Monsieur Desjardins-Siciliano, j’ai une toute dernière question à vous poser, sur la sécurité. Depuis deux ou trois ans, des incidents se produisent à peu près partout dans le monde, en avion, en bateau, et même au Parlement. Avez-vous pris des mesures ou êtes-vous en voie de le faire en ce qui concerne les mesures de sécurité qui étaient déjà en place il y a cinq ans? Je n'ai pas la compétence de mon collègue qui prend le train toutes les semaines. Je ne vais pas à la gare. Avez-vous des mesures de sécurité qui sont à jour, et qui vous permettraient de prévenir des incidents avant l'embarquement?

M. Desjardins-Siciliano : Vous voulez que je réponde à votre question?

La présidente : Elle ne se situe pas nécessairement dans le contexte de la présente étude, mais c’est à vous de juger, monsieur Desjardins-Siciliano.

M. Desjardins-Siciliano : Je vais répondre, puisque c’est un sujet d'importance pour tous les Canadiens et les passagers.

VIA Rail a toujours appliqué des mesures de sécurité dans le cadre de ses opérations ferroviaires. En raison des événements survenus au cours des dernières années, nous avons examiné nos mesures. D’ailleurs, nous en avons ajouté afin de faciliter la détection et d’assurer la prévention et la vigilance de nos opérations. Nous sommes persuadés que, dans un combat de tous les jours, les mesures prises à ce jour sont bonifiées par rapport à ce qu'elles étaient auparavant. Nous nous assurons de ne pas nuire à l'expérience du client et de maintenir la liberté de mouvement et de mobilité que les Canadiens ont toujours connue en ce pays tout en étant conscients qu’ils se retrouvent dans un environnement de sécurité différent de ce qu'il était par le passé.

À titre d’exemple, jusqu'à tout récemment, les directeurs de sécurité de VIA Rail étaient des employés de chemin de fer qui, avec le temps, développaient des compétences et étaient promus à ce poste.

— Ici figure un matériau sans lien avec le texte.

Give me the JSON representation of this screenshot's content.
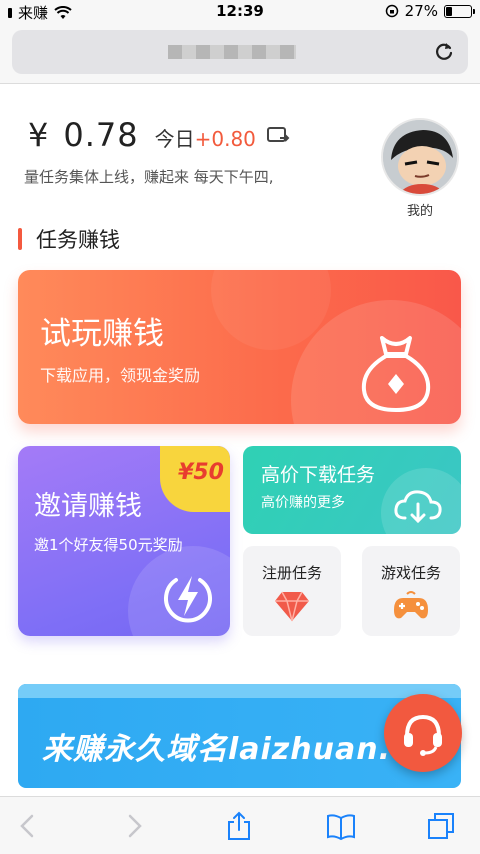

Il y a deux mois, nous avons engagé un ancien directeur adjoint de la police de Montréal à titre de nouveau directeur de la sécurité. Ce dernier possède 25 ans d'expérience au sein d’un service de police, dans le domaine du renseignement et des réseaux de services de renseignement et de police, non seulement au Québec et au Canada, mais partout dans le monde.

Donc, ne serait-ce que ce niveau d'expertise additionnel, qui est nouveau à VIA Rail, il dénote à quel point nous prenons au sérieux la question de la sécurité de nos passagers, de notre personnel à bord et, évidemment, du public.

Le sénateur Maltais : Pour terminer, madame la présidente, je présume que les renseignements qui sont transmis aux passagers le sont dans les deux langues officielles?

M. Desjardins-Siciliano : Toujours.

La sénatrice Fortin-Duplessis : Mon collègue a parlé de sécurité, et vous avez répondu que vous aviez engagé le chef de police de Montréal.

M. Desjardins-Siciliano : Non. L'ancien directeur adjoint de la police.

La sénatrice Fortin-Duplessis : Y a-t-il une personne à bord du train, par exemple lors du déplacement Québec-Ottawa, qui est chargée de la sécurité?

M. Desjardins-Siciliano : En ce qui concerne les questions de sécurité, vous comprendrez qu’il est important d’appliquer ces mesures avec discrétion de manière à déranger le moins possible les passagers. Je ne vous dirai pas comment nous menons nos mesures de sécurité. Le scénario que vous venez d’évoquer est une situation qui arrive de temps à autre. Je n’entrerai pas dans les détails sur la façon dont nous déployons nos personnes-ressources en matière de sécurité.

La sénatrice Fortin-Duplessis : J'avais entendu dire qu’il n’y avait pas de mesures de sécurité à bord des trains de VIA Rail. Je sais que ce n'est pas le sujet de la réunion d’aujourd'hui, mais est-ce vrai ou est-ce faux?

M. Desjardins-Siciliano : Si on vous a dit qu’à bord des trains de VIA Rail, il n'y a jamais d'agents de sécurité, c'est faux.

La sénatrice Fortin-Duplessis : Mais y en a-t-il sur tous les trains lors de tous les déplacements?

La présidente : Il faudrait revenir à notre sujet, sénatrice.

La sénatrice Fortin-Duplessis : D’accord. Y a-t-il des gares désignées unilingues?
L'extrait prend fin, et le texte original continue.